Project standard operating procedures

Author

Mahesh Binzer-Panchal

Published

December 13, 2024

1 Running assembly projects

If you’re new to these protocols, please see the onboarding material first.

1.1 Quick Start

  • Make a private Project repository from this template repository on Github.

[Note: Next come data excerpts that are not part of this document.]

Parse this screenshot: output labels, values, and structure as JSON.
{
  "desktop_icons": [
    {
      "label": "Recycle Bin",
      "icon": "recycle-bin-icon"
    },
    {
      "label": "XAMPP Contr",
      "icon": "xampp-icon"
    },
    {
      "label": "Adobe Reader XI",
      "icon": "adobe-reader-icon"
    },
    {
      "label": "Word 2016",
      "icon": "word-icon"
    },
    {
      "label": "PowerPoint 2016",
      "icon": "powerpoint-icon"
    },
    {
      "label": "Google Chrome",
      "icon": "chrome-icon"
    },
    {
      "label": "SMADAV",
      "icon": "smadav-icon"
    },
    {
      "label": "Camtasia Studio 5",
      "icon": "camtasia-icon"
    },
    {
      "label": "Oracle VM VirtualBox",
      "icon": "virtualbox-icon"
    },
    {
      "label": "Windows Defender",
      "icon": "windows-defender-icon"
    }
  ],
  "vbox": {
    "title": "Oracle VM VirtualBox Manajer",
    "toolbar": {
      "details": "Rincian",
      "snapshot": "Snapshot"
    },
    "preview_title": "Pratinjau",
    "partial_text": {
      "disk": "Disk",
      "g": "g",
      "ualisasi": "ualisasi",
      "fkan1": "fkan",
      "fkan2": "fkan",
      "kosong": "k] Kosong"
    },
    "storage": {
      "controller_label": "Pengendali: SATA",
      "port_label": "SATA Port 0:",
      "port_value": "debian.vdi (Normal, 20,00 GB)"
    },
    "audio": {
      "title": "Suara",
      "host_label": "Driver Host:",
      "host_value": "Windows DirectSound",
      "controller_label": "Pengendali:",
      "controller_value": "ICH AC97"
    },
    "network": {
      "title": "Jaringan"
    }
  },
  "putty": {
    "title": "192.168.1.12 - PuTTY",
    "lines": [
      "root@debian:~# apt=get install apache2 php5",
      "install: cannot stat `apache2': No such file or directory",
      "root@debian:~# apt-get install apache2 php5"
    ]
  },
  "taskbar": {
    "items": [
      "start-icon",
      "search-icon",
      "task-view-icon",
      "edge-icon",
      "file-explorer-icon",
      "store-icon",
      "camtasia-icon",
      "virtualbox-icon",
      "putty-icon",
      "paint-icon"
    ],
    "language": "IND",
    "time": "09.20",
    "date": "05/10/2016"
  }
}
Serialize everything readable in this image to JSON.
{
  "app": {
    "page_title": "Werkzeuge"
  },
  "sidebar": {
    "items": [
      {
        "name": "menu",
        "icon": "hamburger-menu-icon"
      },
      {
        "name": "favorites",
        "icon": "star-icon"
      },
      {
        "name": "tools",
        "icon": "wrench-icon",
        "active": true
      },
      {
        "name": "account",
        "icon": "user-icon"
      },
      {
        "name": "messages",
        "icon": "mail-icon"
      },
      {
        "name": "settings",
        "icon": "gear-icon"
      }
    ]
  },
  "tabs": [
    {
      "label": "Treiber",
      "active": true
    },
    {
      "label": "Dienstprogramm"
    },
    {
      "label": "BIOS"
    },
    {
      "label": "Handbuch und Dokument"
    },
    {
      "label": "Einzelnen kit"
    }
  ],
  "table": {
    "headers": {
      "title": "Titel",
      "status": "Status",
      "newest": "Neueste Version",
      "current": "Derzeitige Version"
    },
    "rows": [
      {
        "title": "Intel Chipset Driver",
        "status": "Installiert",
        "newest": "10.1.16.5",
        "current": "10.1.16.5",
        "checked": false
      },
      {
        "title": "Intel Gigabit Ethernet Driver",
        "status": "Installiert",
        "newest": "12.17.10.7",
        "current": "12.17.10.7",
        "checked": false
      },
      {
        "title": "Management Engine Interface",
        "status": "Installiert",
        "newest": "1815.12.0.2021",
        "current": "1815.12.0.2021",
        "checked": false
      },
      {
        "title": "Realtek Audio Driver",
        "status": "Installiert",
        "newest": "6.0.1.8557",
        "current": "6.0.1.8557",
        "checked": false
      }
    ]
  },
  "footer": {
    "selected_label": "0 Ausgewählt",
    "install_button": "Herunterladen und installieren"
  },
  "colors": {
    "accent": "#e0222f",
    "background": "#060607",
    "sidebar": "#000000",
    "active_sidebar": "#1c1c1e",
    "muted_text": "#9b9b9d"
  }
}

    1. Click the green Use this template button on Github in the upper right corner.
    2. Check NBISweden/assembly-project-template is selected as Repository template.
    3. Check Owner is NBISweden.
    4. Provide a repository name following <project>-<species>-<year>-<short_description> where
      • <project>:
        • VREBP: For VR-EBP projects
        • ERGA: For ERGA projects
        • BGE: For BGE projects
        • SMS: For NBIS user-fee projects
        • LTS: For NBIS peer-review projects
      • <species>: Species name
      • <year>: Year project started
      • <short_description>: Short project description.
    5. Ensure repository is private, then click Create repository.
  • Clone it into the NAISS Storage project or your folder on NAC.

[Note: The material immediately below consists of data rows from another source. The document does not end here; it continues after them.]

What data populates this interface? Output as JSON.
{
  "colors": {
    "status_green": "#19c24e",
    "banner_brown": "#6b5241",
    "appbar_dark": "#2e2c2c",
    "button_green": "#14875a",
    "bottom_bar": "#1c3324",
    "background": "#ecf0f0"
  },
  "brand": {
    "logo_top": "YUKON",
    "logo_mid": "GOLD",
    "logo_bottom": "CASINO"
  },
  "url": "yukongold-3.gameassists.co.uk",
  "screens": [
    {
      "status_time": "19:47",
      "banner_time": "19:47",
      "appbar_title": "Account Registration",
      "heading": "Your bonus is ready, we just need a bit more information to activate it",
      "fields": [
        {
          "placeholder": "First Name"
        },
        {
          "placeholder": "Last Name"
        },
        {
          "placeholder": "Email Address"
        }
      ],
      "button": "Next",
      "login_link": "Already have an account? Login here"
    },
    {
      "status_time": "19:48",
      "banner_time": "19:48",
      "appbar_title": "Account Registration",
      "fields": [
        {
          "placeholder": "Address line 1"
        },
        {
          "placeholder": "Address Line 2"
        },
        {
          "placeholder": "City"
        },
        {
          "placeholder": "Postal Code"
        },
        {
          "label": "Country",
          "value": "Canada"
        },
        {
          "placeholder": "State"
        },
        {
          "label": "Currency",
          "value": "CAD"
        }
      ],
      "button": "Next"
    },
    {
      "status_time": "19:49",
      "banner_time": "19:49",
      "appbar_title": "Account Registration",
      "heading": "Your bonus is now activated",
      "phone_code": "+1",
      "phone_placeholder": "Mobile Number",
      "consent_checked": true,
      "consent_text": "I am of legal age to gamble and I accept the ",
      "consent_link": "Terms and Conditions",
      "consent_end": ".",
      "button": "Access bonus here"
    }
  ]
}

    cd <project allocation>
    git clone git@github.com:NBISweden/<repo>.git 
  • Update README in the repository with project details.

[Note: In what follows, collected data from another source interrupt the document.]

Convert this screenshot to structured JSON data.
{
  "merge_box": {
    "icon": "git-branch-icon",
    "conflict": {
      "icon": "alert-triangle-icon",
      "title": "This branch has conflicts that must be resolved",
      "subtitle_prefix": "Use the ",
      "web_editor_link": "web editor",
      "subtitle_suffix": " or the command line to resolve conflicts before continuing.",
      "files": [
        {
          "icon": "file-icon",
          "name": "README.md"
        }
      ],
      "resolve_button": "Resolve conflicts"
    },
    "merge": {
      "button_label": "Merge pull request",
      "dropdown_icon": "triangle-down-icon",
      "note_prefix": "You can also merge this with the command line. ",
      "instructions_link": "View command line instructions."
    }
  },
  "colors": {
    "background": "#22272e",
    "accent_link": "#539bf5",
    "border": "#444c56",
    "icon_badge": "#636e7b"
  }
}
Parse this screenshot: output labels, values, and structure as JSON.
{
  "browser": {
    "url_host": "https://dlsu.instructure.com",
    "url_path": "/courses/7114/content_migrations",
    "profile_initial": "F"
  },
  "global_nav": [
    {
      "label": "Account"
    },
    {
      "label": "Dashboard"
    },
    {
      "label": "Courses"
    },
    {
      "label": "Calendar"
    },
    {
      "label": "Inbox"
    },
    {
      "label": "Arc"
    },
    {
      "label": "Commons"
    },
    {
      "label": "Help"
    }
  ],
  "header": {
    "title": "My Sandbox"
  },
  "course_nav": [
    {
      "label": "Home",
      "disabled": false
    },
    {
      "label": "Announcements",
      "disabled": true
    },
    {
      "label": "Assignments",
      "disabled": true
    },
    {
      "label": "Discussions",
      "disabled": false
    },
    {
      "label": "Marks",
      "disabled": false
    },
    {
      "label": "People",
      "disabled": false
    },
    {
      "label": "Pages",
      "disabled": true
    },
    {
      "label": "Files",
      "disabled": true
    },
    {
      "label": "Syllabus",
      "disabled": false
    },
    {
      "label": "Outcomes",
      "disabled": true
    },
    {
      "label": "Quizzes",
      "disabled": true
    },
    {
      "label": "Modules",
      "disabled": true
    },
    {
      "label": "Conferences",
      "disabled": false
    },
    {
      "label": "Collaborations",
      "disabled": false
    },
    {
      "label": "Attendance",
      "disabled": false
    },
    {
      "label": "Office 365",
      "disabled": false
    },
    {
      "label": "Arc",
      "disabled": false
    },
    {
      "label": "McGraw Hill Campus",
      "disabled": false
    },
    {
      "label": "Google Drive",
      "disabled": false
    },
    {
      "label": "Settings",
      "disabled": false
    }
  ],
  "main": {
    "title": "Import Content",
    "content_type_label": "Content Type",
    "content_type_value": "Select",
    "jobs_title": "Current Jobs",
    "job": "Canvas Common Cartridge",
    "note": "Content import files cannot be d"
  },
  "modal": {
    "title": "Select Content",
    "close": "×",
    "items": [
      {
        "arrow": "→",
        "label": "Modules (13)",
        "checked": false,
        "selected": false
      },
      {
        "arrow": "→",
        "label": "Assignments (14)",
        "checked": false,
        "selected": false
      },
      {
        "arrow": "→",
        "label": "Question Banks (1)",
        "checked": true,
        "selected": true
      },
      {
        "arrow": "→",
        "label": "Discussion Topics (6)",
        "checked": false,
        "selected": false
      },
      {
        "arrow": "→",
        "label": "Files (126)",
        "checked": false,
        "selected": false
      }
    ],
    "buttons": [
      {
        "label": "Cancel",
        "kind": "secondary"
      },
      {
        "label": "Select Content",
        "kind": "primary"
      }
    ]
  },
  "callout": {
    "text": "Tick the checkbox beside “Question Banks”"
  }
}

  • Add references to references.bib of important information.

  • Copy NGI deliveries to data folder (see launch page).

  • Link relevant raw data in data/raw-data.

  • Update assembly_parameters.yml to point to files in data/raw-data.

  • Run analyses (./run_nextflow.sh)

  • Refer to the other pages here for more in-depth descriptions of the protocols.

The template provides an organised folder structure, and skeleton files to quickly start analyzing.

Analyses are primarily run on Uppmax or PDC. Github is used as the primary repository, and analysis files should be tracked and pushed regularly.

1.2 Running a test assembly analysis

Follow the steps above to make a repository for a test species. If you would like to use real data then feel free to use Laetiporus sulphureus (Chicken of the Woods).

From the Data tab, download the bam file for PacBio HiFi into the deliveries folder:

wget ftp://ftp.sra.ebi.ac.uk/vol1/run/ERR680/ERR6808041/m64229e_210602_121910.ccs.bc1020_BAK8B_OA--bc1020_BAK8B_OA.bam

and the FastQ files for HiC (Arima v2) into the deliveries folder:

wget ftp://ftp.sra.ebi.ac.uk/vol1/fastq/ERR668/000/ERR6688740/ERR6688740_1.fastq.gz
wget ftp://ftp.sra.ebi.ac.uk/vol1/fastq/ERR668/000/ERR6688740/ERR6688740_2.fastq.gz

Symlink the files into appropriate folders under raw-data.

Then edit the assembly_parameters.yml to point to the data linked under raw-data, using the bash snippets in the assembly_parameters.yml to help you write the input file.

Update the workflow_parameters.yml and change the mitohifi.code parameter to 4 (see NCBI Taxonomy Browser).

Finally, open a screen session and then run the launch script (./run_nextflow.sh).